A year later she was in kindergarten and I was visiting again. And I was curious about how her mathematical prowess had progressed. Answer: it hadn’t. She couldn’t even answer the questions she had gotten correct the year before.
Now, this happened over two decades ago (the daughter in question graduated from college a couple of years ago) and I’ve long wondered if it even actually happened. I clearly remember it, and yet it all seems so unlikely. Did I just imagine the whole thing?
Maybe not. A few days ago I wrote about a Los Angeles Times project to post an online database that measures the performance of LAUSD teachers based on how their kids do on standardized tests. I approved: “Either you believe that the press should disseminate public data or you don’t,” I said, but there were some unspoken words in that sentence. What I really meant was, “Either you believe that the press should disseminate meaningful public data or you don’t” — since, needless to say, nobody believes the press should randomly disseminate useless and misleading data, public or otherwise.
So do standardized tests provide meaningful data? Millions of barrels of ink have been spilled on this question, but here’s an interesting take on the question from a study done a few years ago. Paul Camp, a physics professor at Spelman College, in the course of investigating how students learn Newtonian concepts, came across an interesting result: they don’t learn in a straight line. They learn things, then they get confused, and then they learn them again for good. Learning, in other words, follows a U-shaped pattern, and not just for university level physics:
U-shaped developmental patterns appear to be a general feature of human cognition….Competencies, once learned, do not disappear but they are unusually fragile while understanding reorganizes into a more mature form, and this fragility is reflected by variability in performance…. In short, achieving a new state of organization requires passage through a state of apparent disorganization.

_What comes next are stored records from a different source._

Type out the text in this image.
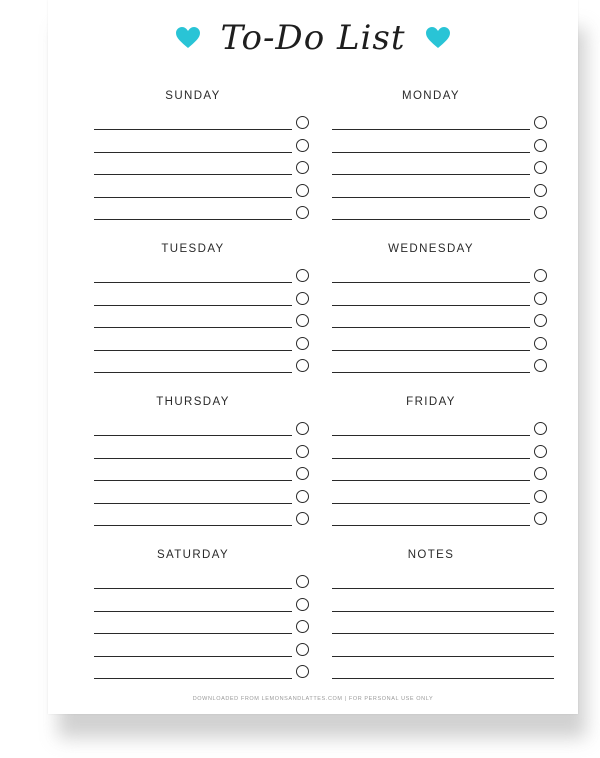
To-Do List
SUNDAY	MONDAY
TUESDAY	WEDNESDAY
THURSDAY	FRIDAY
SATURDAY	NOTES
DOWNLOADED FROM LEMONSANDLATTES.COM | FOR PERSONAL USE ONLY
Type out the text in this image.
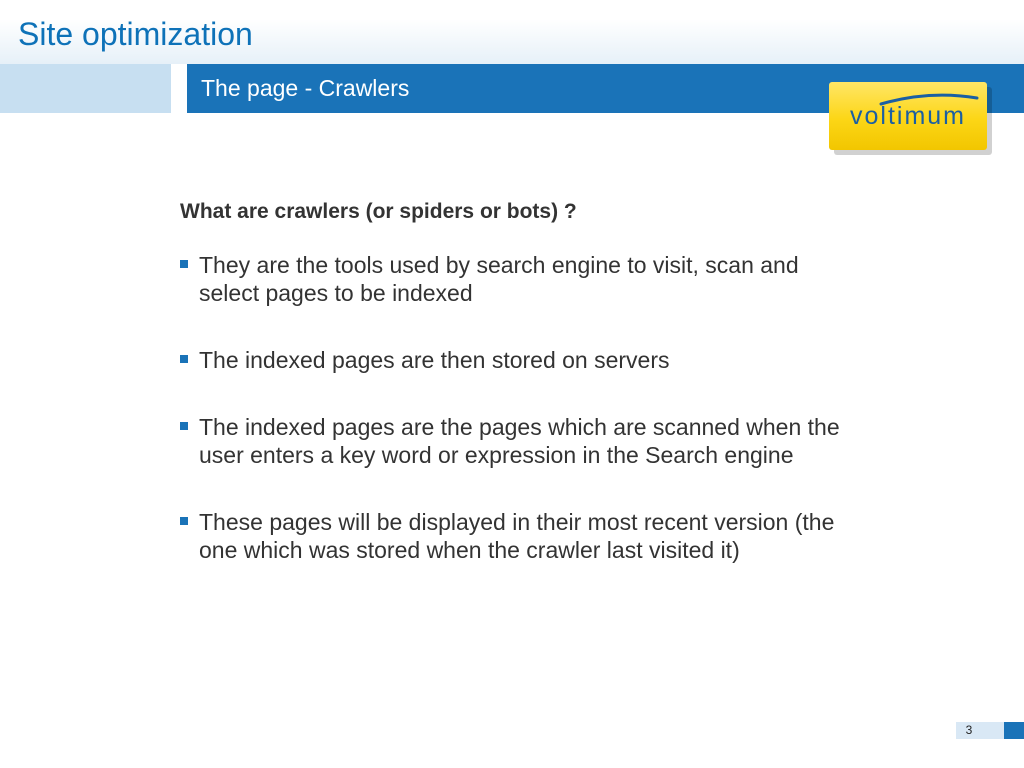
Site optimization
The page - Crawlers
voltimum

What are crawlers (or spiders or bots) ?

They are the tools used by search engine to visit, scan and select pages to be indexed
The indexed pages are then stored on servers
The indexed pages are the pages which are scanned when the user enters a key word or expression in the Search engine
These pages will be displayed in their most recent version (the one which was stored when the crawler last visited it)
3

….The existence of U-shaped development  has important implications for student evaluation. It directly implies that single point assessments are unfair and inaccurate.
There’s evidence that this U-shaped pattern is common (this paper, for example, compares 7-year-olds and 9-year-olds on certain kinds of math problems and finds that 7-year-olds do better). So is this what happened with my four-year-old friend? Did she learn simple arithmetic, then get confused about it during kindergarten, and then learn it for good in first grade? Maybe. Maybe I didn’t imagine the whole episode after all.
If this is true, it obviously has disturbing implications for the use of standardized tests in primary schools to evaluate teacher performance. If students routinely go through U-shaped learning curves, it means that a terrific third grade teacher might produce mediocre test scores if her kids tend to be in the trough of the U at year-end, while the fourth grade teacher who gets the kids the following year reaps the benefits.
I don’t have anywhere near the chops to evaluate this evidence, and it’s certainly not the end of the story. What’s more, I remain in favor of the Times project: standardized tests clearly aren’t the be-all-end-all of teacher evaluation, but if we’re going to use them at all we need to take them seriously. And for now, we’re using them. So let’s shine some sunlight on them.
Besides, if the tests really are poor indicators of short-term student performance, perhaps this project will make that clear. Parents, principals, and fellow teachers probably have a pretty good sense already of who the good and bad teachers are, and if the value-added testing metric used by the Times turns out to be wildly at variance with this sense, it should provoke a serious rethink. Either way, then, it’s likely to have a net positive effect. It’s worth a try.